O Banco Bradesco está completando a efetivação de quase 500 profissionais negros no seu programa de inclusão no mercado e trabalho em parceria com a Universidade Zumbi dos Palmares voltada para formação e inclusão de jovens negros. E, o Magazine Luiza prepara a sua nova turma de trainees exclusivos para profissionais negros, dentre tantas outras ações de diversos calibres.

Todas essas ações pontuais realizadas no ambiente público e privado e em setores empresariais tão distintos fazem parte daquelas realizadas pelo conjunto das mais de quinhentas empresas públicas e privadas de equidade que, ao longo dos últimos dez anos, tem construído e consolidado ações e medidas profundas, potentes e inovadoras na promoção da valorização e fortalecimento da inclusão, diversidade, e do efetivo enfrentamento, combate e superação da discriminação racial e de gênero do nosso país.

As centenas de empresas brasileiras que constroem e consolidam a equidade racial e de gênero, no Brasil, são o mais destacado e valoroso case mundial de compromisso e responsabilidade social corporativa; Constituem, por isso mesmo, a mais inovadora e transformadora estratégia empresarial de ação e transformação social, econômica e corporativa, totalmente, alinhada com a dignidade da pessoa humana, o combate as marginalidades e desigualdades sociais e, principalmente , inclusão e igualização das oportunidades sem preconceito ou discriminação conforme define e determina os princípios, os objetivos e os direitos constitucionalmente reconhecidos e garantidos do nosso país.

No entanto, enquanto o Brasil avança nessa agenda, com lideranças corporativas, governamentais e da sociedade civil dialogando e construindo consensos, soluções políticas públicas e privadas e ações e medidas objetivas de mudança e transformação, nos Estados Unidos, o governo Trump faz conhecer no seu discurso de posse e, em seguida, num decreto governamental a proibição do desenvolvimento e implementação das políticas públicas e privadas de inclusão e diversidade sob o argumento da necessidade de fortalecer a restauração dos valores da dignidade individual, garantir a excelência e promover a construção de uma sociedade que não vê cores.

Todavia, além de equivocado, o argumento de Trump é falacioso ao afirmar de que as medidas afirmativas criam privilégios para determinados grupos, em detrimento de outros. Essa retórica populista ignora que a desigualdade não é um fenômeno natural, mas sim um reflexo de sistemas criados e mantidos historicamente excludentes, e de escolhas sociais, políticas e econômicas que pretendem definir pelo mérito pessoas que partem de pontos diferenciados para disputar as oportunidades, num ambiente de competição em que justamente o racismo e as discriminações são elementos e componentes dessas desequalizações.
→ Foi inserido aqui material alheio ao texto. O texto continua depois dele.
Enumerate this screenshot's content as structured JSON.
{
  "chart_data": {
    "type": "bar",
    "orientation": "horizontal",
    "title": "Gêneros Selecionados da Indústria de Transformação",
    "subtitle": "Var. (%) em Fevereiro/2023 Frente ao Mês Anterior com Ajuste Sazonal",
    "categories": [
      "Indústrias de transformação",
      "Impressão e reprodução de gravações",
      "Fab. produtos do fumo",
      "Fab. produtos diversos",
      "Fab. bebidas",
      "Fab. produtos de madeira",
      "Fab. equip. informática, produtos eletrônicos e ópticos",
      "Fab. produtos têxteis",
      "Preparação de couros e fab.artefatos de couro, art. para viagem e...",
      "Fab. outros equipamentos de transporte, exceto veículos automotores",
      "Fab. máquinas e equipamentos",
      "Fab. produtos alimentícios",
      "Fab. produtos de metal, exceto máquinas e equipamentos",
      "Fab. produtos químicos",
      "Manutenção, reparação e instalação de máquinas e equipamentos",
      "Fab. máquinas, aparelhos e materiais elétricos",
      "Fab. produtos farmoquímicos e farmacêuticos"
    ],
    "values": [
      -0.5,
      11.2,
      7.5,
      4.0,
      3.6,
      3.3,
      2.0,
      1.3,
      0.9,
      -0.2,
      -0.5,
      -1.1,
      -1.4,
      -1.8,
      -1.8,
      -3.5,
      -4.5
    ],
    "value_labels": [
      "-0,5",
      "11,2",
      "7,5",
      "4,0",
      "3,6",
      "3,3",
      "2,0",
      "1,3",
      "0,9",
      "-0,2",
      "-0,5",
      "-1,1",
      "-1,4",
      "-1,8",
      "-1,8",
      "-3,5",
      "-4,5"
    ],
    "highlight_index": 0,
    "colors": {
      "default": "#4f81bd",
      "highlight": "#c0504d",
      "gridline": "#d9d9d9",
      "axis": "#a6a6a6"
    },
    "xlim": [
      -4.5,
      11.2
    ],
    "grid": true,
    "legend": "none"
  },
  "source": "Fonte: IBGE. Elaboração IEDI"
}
Diferentemente do que afirma Trump, as ações afirmativas não desigualizam, pelo contrário, de forma flexível e ajustável cria oportunidades reais e objetivas onde a inflexibilidade do mérito puro jamais alcançaria. Por outro lado, desconsiderar as cores quando elas são expressão da exclusão e desigualdades significa perpetuar esse status quo, fechar as portas para a mobilidade social e impedir o reconhecimento do talento, e, logo da dignidade individual. Ou seja, tornar a injustiça o fundamento da ação política e da competição social, principalmente, no Brasil onde, por exemplo, os negros são maioria da população.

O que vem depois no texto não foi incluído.